Antegrade, retrograde or combined cardioplegia delivery
For optimal myocardial protection, homogeneous distribution of the
cardioplegic solution is integral. This is influenced by the mode of
delivery of the cardioplegia and the most common approach is
through antegrade delivery of cardioplegia\sout via the aortic
root(28). This leads to rapid diastolic cardiac arrest
and administration of cardioplegia seems to be straight forward, easy
and rapid(29).
However, antegrade cardioplegia may cause inhomogeneous distribution if
occlusion or significant stenosis of coronary arteries is present. This
may lead to myocardial injury and delayed functional recovery as the
myocardial areas distal to the lesion are poorly
protected. Additionally, the antegrade perfusion can not only be
delivered through the aortic root but also directly through the coronary
ostia during aortic valve surgery, however it may cause coronary ostial
injury during placement of the perfusion cannulae into each
coronary ostia(30).
Retrograde cardioplegia delivery is via the coronary sinus. It can be
used alternative to antegrade cardioplegia in the presence of occluded
coronary arteries for better recovery of function in areas distal to the
occlusion(31). There is also elimination of operative
interruptions, reduced risk of aortic root air, and air and debris
flushing from the coronary arteries, especially during aortic valve
surgery(29).

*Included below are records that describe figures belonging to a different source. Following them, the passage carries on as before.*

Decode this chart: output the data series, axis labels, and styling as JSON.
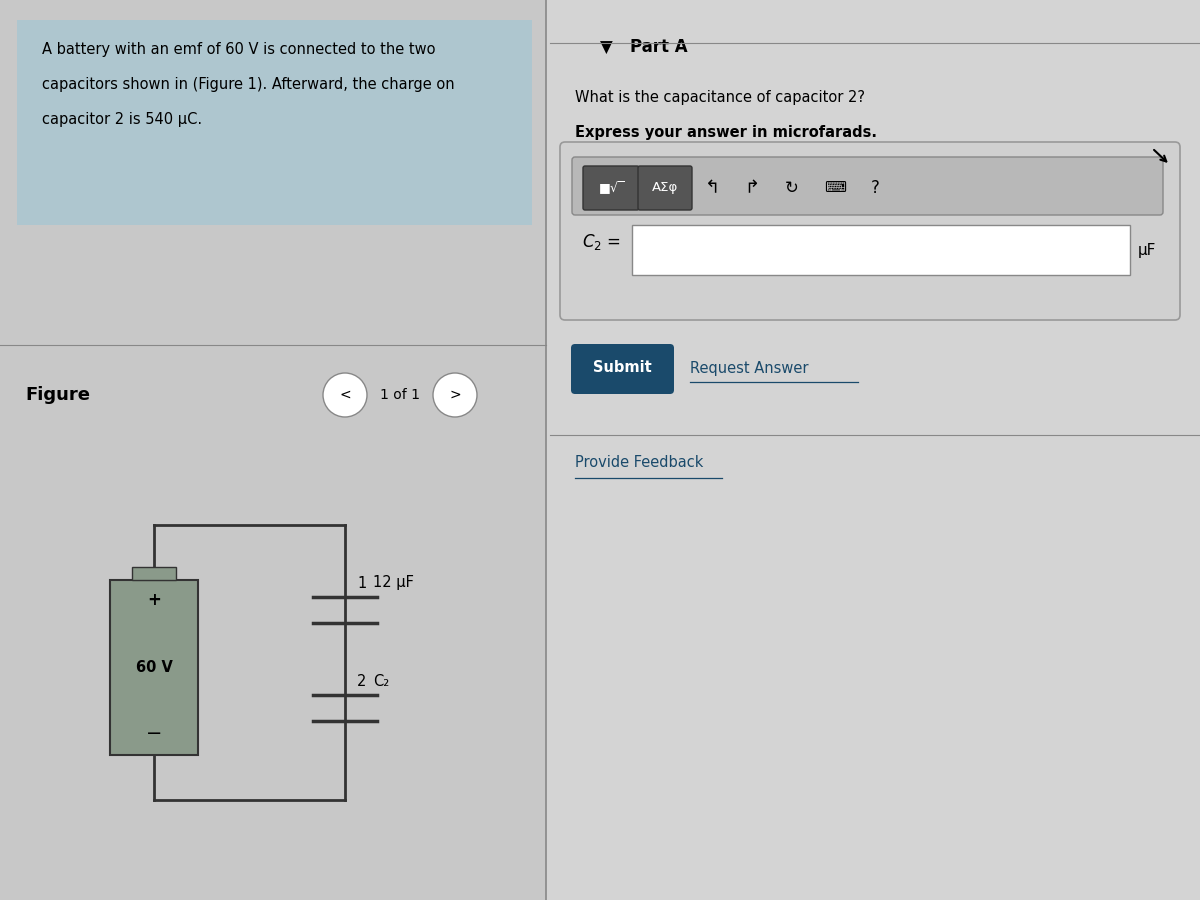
{
  "bg_color": "#c8c8c8",
  "left_panel_bg": "#c8c8c8",
  "right_panel_bg": "#d4d4d4",
  "problem_text_bg": "#aec6cf",
  "problem_text_line1": "A battery with an emf of 60 V is connected to the two",
  "problem_text_line2": "capacitors shown in (Figure 1). Afterward, the charge on",
  "problem_text_line3": "capacitor 2 is 540 μC.",
  "figure_label": "Figure",
  "nav_text": "1 of 1",
  "part_a_label": "▼   Part A",
  "question_line1": "What is the capacitance of capacitor 2?",
  "question_line2": "Express your answer in microfarads.",
  "mu_f_label": "μF",
  "submit_text": "Submit",
  "request_answer_text": "Request Answer",
  "provide_feedback_text": "Provide Feedback",
  "battery_voltage": "60 V",
  "cap1_label": "1",
  "cap1_value": "12 μF",
  "cap2_label": "2",
  "cap2_value": "C₂",
  "submit_bg": "#1a4a6b",
  "submit_text_color": "#ffffff",
  "input_box_bg": "#ffffff",
  "input_box_border": "#888888",
  "link_color": "#1a4a6b"
}
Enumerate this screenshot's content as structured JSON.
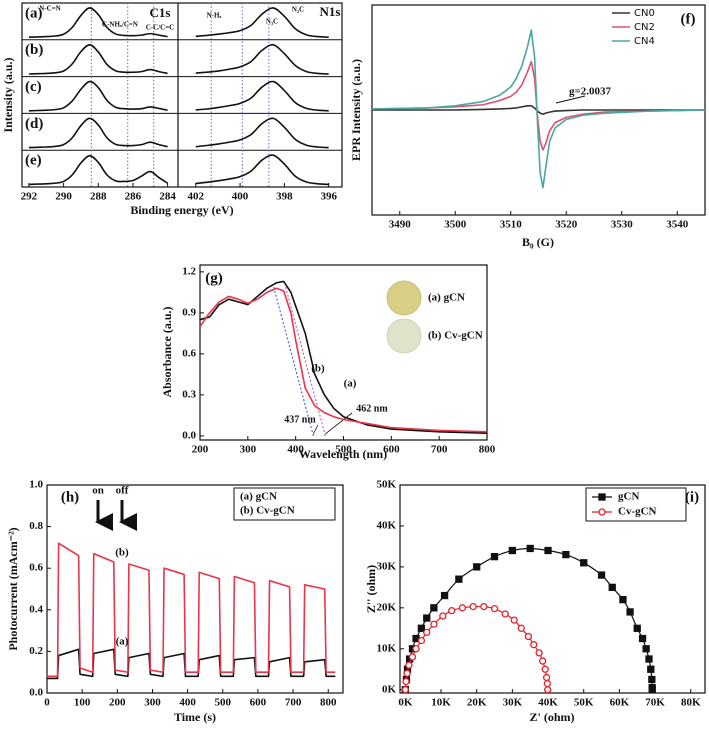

Retrograde cardioplegia is particularly
beneficial for valve operations and redo-CABG. During aortic valve
surgery, the coronary ostia are not cannulated, thus the operative field
is clear and there is no ostial damage, intraoperative dissection or
late ostial stenosis(30).
Some limitations of retrograde cardioplegia include coronary sinus
injury and delay of cardiac arrest(32). There is also
requirement of large volumes of cardioplegic
solutions(29) and myocardial oedema may
occur(33). Additionally, retrograde cardioplegia
leakage through the coronary arteriotomy site may obscure the surgical
field and prolong the operation, therefore coronary suction may be a
necessity(34). Due to absence of any direct
connection between the coronary sinus and anterior cardiac veins there
is inadequate protection of the right ventricle, which is worsened in
patient with right ventricular dysfunction or poor venous
collaterals(34).
As retrograde cardioplegia is associated with under perfusion of the
right ventricle and antegrade cardioplegia homogenous delivery is
affected by coronary lesions, combined antegrade-retrograde blood
cardioplegia was brought about. It combines the advantages of both
techniques(30). Bhayana et al. found that compared to
antegrade alone, combined cardioplegia lead to earlier recovery of left
ventricular function and a shorter post-ischaemic stunned period so less
damage to the myocardium(30).
Using combined cardioplegia may have a greater benefit in higher risk
patients(30). It may also provide better distribution
in patients with hypertrophied cardiac
tissue(34). Radmehr et al. also found that there was
reduced need for ionotropic support in combined cardioplegia compared to
antegrade(34). However, in situations such as right
coronary artery occlusion, both antegrade and retrograde delivery would
be compromised so the combined method would not be drastically more
beneficial.
As each approach has its own benefits and drawbacks, treatment must be
individually tailored to each patient. The properties of different
cardioplegic delivery methods are summarised in Table 4.